Engr. Renzo was joined by Engr. Gladys Bajaro, Judiel Reyes, Derick Canceran, Marielle Magbanua-Gregorio, Lorilyn Daquioag, Bryan Custodio, and Christy Raterta in the development of the satellites.
Maya-3 and Maya-4’s engineers also looked back to the challenges they faced during the development of the satellites.
“It was a great challenge to be the first to do such a project locally. Being the pioneering batch to have a local project for satellite development was not easy since expectations were high. We had a vague map of where we were going, but we were tasked to navigate it in a local setting. But it became our greatest achievement, we were able to build the satellites and successfully deployed them into orbit,” said Judiel Reyes.
Engr. Gladys Bajaro also recalled the larger lessons she learned from developing the satellites.
“I learned a great deal about the different concepts in nanosatellite development and testing. Properly defining the design & test requirements and habitually revisiting these criteria are important as they will be the foundation when making critical decisions throughout the development phase of a satellite. But aside from that, it also helped me develop trust with my team members and nudge them to meet the project goal,” said Engr. Bajaro.
STeP-UP Project Leader Engr. Paul Jason Co said that the Maya-3 and 4 engineers are anticipated to be part of the country’s local space industry. He also laid out future plans for the space industry. “With Maya-3 and Maya-4, we proved that we can build our own cube satellites locally. We can locally develop the necessary expertise for our budding space industry. Now, Maya-5 and Maya-6 are on the way which will be continued by the Philippine Space Agency (PhilSA) through the Advancing Core Competencies and Expertise in Space Studies Nanosat Project (ACCESS).”

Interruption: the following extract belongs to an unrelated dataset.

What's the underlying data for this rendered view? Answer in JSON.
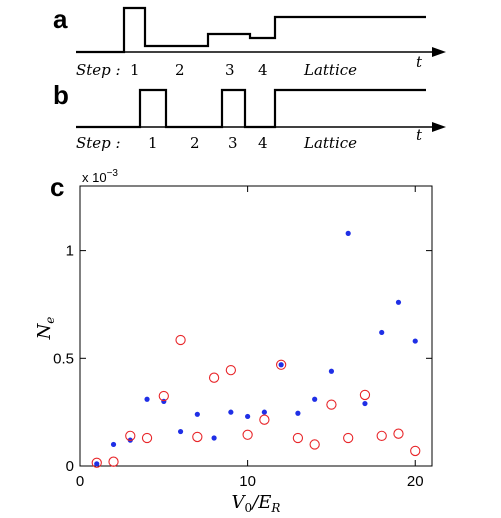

The CubeSats were launched to the International Space Station (ISS) on 29 August 2021, aboard the SpaceX Falcon 9 rocket’s Dragon C208. On 6 October 2021, the CubeSats were deployed into orbit via Kibo Laboratory Module, along with Binar-1, developed by Curtin University in Australia. The next day on 7 October, beacons from the CubeSats were immediately received and decoded during their 9:00 AM PhST pass remotely through the Philippine Universities Ground Archiving and Data Reception (PUGAD) station in UP Diliman.

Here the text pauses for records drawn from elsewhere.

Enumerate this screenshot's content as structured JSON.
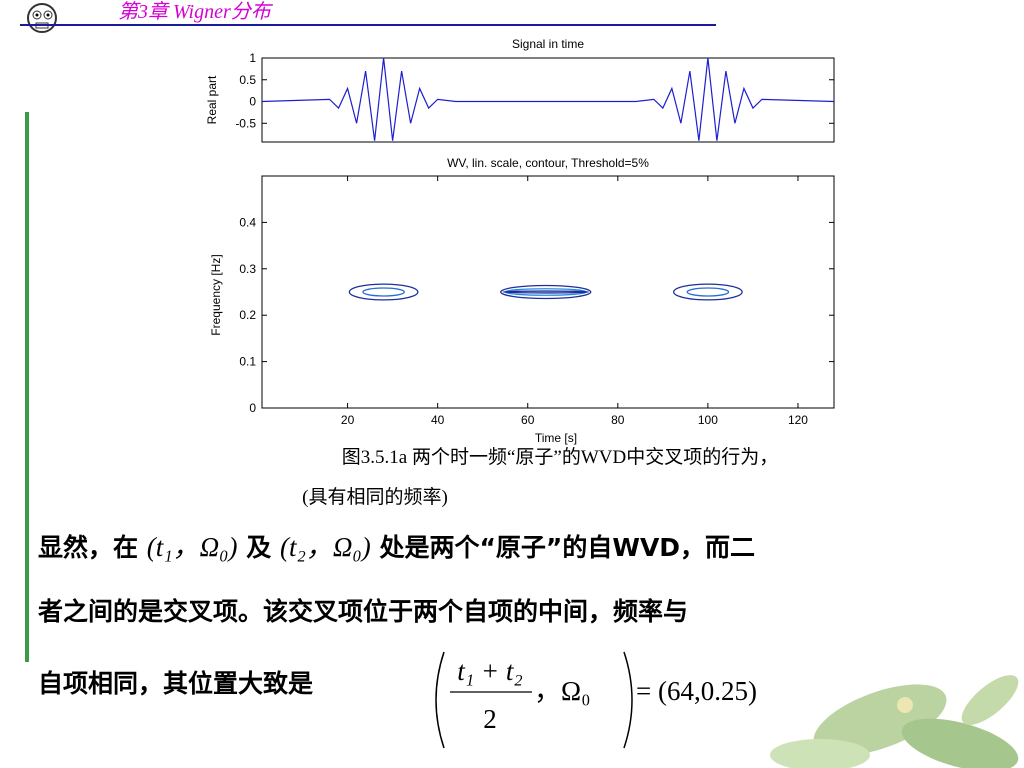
{
  "header": {
    "title": "第3章  Wigner分布"
  },
  "chart_data": [
    {
      "type": "line",
      "title": "Signal in time",
      "y_label": "Real part",
      "x": [
        1,
        16,
        18,
        20,
        22,
        24,
        26,
        28,
        30,
        32,
        34,
        36,
        38,
        40,
        44,
        84,
        88,
        90,
        92,
        94,
        96,
        98,
        100,
        102,
        104,
        106,
        108,
        110,
        112,
        128
      ],
      "series": [
        {
          "color": "#1f1fd0",
          "values": [
            0,
            0.05,
            -0.15,
            0.3,
            -0.5,
            0.7,
            -0.9,
            1,
            -0.9,
            0.7,
            -0.5,
            0.3,
            -0.15,
            0.05,
            0,
            0,
            0.05,
            -0.15,
            0.3,
            -0.5,
            0.7,
            -0.9,
            1,
            -0.9,
            0.7,
            -0.5,
            0.3,
            -0.15,
            0.05,
            0
          ]
        }
      ],
      "xlim": [
        1,
        128
      ],
      "ylim": [
        -0.93,
        1
      ],
      "yticks": [
        1,
        0.5,
        0,
        -0.5
      ]
    },
    {
      "type": "contour",
      "title": "WV, lin. scale, contour, Threshold=5%",
      "x_label": "Time [s]",
      "y_label": "Frequency [Hz]",
      "contours": [
        {
          "x": 28,
          "y": 0.25,
          "rx": 7.6,
          "ry": 0.017,
          "color": "#1c2f9c"
        },
        {
          "x": 28,
          "y": 0.25,
          "rx": 4.6,
          "ry": 0.0086,
          "color": "#2a6ad8"
        },
        {
          "x": 64,
          "y": 0.25,
          "rx": 10,
          "ry": 0.014,
          "color": "#1c2f9c"
        },
        {
          "x": 64,
          "y": 0.25,
          "rx": 9,
          "ry": 0.007,
          "color": "#2a8ae0"
        },
        {
          "x": 64,
          "y": 0.25,
          "rx": 9.5,
          "ry": 0.002,
          "color": "#1c2f9c"
        },
        {
          "x": 100,
          "y": 0.25,
          "rx": 7.6,
          "ry": 0.017,
          "color": "#1c2f9c"
        },
        {
          "x": 100,
          "y": 0.25,
          "rx": 4.6,
          "ry": 0.0086,
          "color": "#2a6ad8"
        }
      ],
      "xlim": [
        1,
        128
      ],
      "ylim": [
        0,
        0.5
      ],
      "xticks": [
        20,
        40,
        60,
        80,
        100,
        120
      ],
      "yticks": [
        0,
        0.1,
        0.2,
        0.3,
        0.4
      ]
    }
  ],
  "caption": {
    "line1": "图3.5.1a 两个时一频“原子”的WVD中交叉项的行为，",
    "line2": "(具有相同的频率)"
  },
  "body": {
    "line1": [
      "显然，在",
      "(t₁，Ω₀)",
      "及",
      "(t₂，Ω₀)",
      "处是两个“原子”的自WVD，而二"
    ],
    "line2": "者之间的是交叉项。该交叉项位于两个自项的中间，频率与",
    "line3": {
      "text": "自项相同，其位置大致是",
      "numerator": "t₁ + t₂",
      "denominator": "2",
      "omega": "，Ω₀",
      "result": "= (64,0.25)"
    }
  }
}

The Maya-3 and Maya-4 were built under the STeP-UP project of the STAMINA4Space Program, which is funded by the Department of Science and Technology (DOST) and is implemented by the University of the Philippines Diliman (UPD) and the DOST Advanced Science and Technology Institute (DOST-ASTI). The nanosatellite development track under the Master of Science (MS) or Master of Engineering (MEng) program of the Electrical and Electronics Engineering Institute of the University of the Philippines Diliman (UPD-EEEI) is also implemented in collaboration with the Kyushu Institute of Technology (Kyutech) in Japan and with scholarship support from the Department of Science and Technology’s Science Education Institute (DOST-SEI).

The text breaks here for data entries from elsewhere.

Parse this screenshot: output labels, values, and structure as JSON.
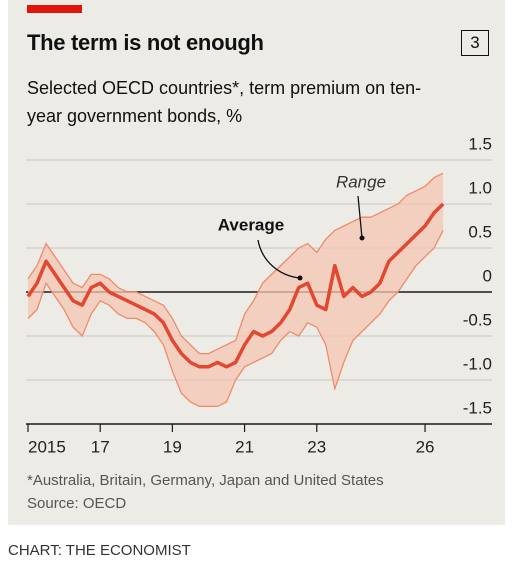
{
  "chart_data": {
    "type": "line",
    "title": "The term is not enough",
    "chart_number": "3",
    "subtitle": "Selected OECD countries*, term premium on ten-year government bonds, %",
    "footnote": "*Australia, Britain, Germany, Japan and United States",
    "source": "Source: OECD",
    "credit": "CHART: THE ECONOMIST",
    "x": [
      2015,
      2015.25,
      2015.5,
      2015.75,
      2016,
      2016.25,
      2016.5,
      2016.75,
      2017,
      2017.25,
      2017.5,
      2017.75,
      2018,
      2018.25,
      2018.5,
      2018.75,
      2019,
      2019.25,
      2019.5,
      2019.75,
      2020,
      2020.25,
      2020.5,
      2020.75,
      2021,
      2021.25,
      2021.5,
      2021.75,
      2022,
      2022.25,
      2022.5,
      2022.75,
      2023,
      2023.25,
      2023.5,
      2023.75,
      2024,
      2024.25,
      2024.5,
      2024.75,
      2025,
      2025.25,
      2025.5,
      2025.75,
      2026,
      2026.25,
      2026.5
    ],
    "series": [
      {
        "name": "Average",
        "color": "#e3472f",
        "values": [
          -0.05,
          0.1,
          0.35,
          0.2,
          0.05,
          -0.1,
          -0.15,
          0.05,
          0.1,
          0.0,
          -0.05,
          -0.1,
          -0.15,
          -0.2,
          -0.25,
          -0.35,
          -0.55,
          -0.7,
          -0.8,
          -0.85,
          -0.85,
          -0.8,
          -0.85,
          -0.8,
          -0.6,
          -0.45,
          -0.5,
          -0.45,
          -0.35,
          -0.2,
          0.05,
          0.1,
          -0.15,
          -0.2,
          0.3,
          -0.05,
          0.05,
          -0.05,
          0.0,
          0.1,
          0.35,
          0.45,
          0.55,
          0.65,
          0.75,
          0.9,
          1.0
        ]
      }
    ],
    "range": {
      "name": "Range",
      "color": "#f5c6b3",
      "edge_color": "#f08a6a",
      "high": [
        0.15,
        0.3,
        0.55,
        0.4,
        0.25,
        0.1,
        0.05,
        0.2,
        0.2,
        0.15,
        0.05,
        0.0,
        0.0,
        -0.05,
        -0.1,
        -0.15,
        -0.3,
        -0.5,
        -0.6,
        -0.7,
        -0.7,
        -0.65,
        -0.6,
        -0.55,
        -0.25,
        -0.1,
        0.1,
        0.2,
        0.3,
        0.4,
        0.5,
        0.55,
        0.45,
        0.6,
        0.7,
        0.75,
        0.8,
        0.85,
        0.85,
        0.9,
        0.95,
        1.0,
        1.1,
        1.15,
        1.2,
        1.3,
        1.35
      ],
      "low": [
        -0.3,
        -0.2,
        0.1,
        -0.05,
        -0.2,
        -0.4,
        -0.5,
        -0.25,
        -0.1,
        -0.15,
        -0.25,
        -0.3,
        -0.3,
        -0.35,
        -0.45,
        -0.6,
        -0.9,
        -1.15,
        -1.25,
        -1.3,
        -1.3,
        -1.3,
        -1.25,
        -1.0,
        -0.85,
        -0.8,
        -0.75,
        -0.7,
        -0.55,
        -0.45,
        -0.5,
        -0.35,
        -0.4,
        -0.6,
        -1.1,
        -0.8,
        -0.55,
        -0.45,
        -0.35,
        -0.25,
        -0.1,
        0.0,
        0.15,
        0.3,
        0.4,
        0.5,
        0.7
      ]
    },
    "xlim": [
      2014.9,
      2026.6
    ],
    "xticks": [
      {
        "value": 2015,
        "label": "2015"
      },
      {
        "value": 2017,
        "label": "17"
      },
      {
        "value": 2019,
        "label": "19"
      },
      {
        "value": 2021,
        "label": "21"
      },
      {
        "value": 2023,
        "label": "23"
      },
      {
        "value": 2026,
        "label": "26"
      }
    ],
    "ylim": [
      -1.5,
      1.5
    ],
    "yticks": [
      1.5,
      {
        "value": 1,
        "label": "1.0"
      },
      0.5,
      0,
      -0.5,
      {
        "value": -1,
        "label": "-1.0"
      },
      -1.5
    ],
    "grid": true
  }
}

One of STAMINA4Space Program’s thrusts is to cultivate the local space industry which can be achieved through building cube satellites locally. The experiences and learnings during the Philippines’ participation in the BIRDS Project which was in partnership with the Kyushu Institute of Technology in Japan led to the development of Maya-3 and Maya-4. Currently, the second batch of scholars of the STeP-UP Project is currently developing two more CubeSats, Maya-5 and Maya-6 which are built after the Maya-2 heritage and are slated to launch in 2023.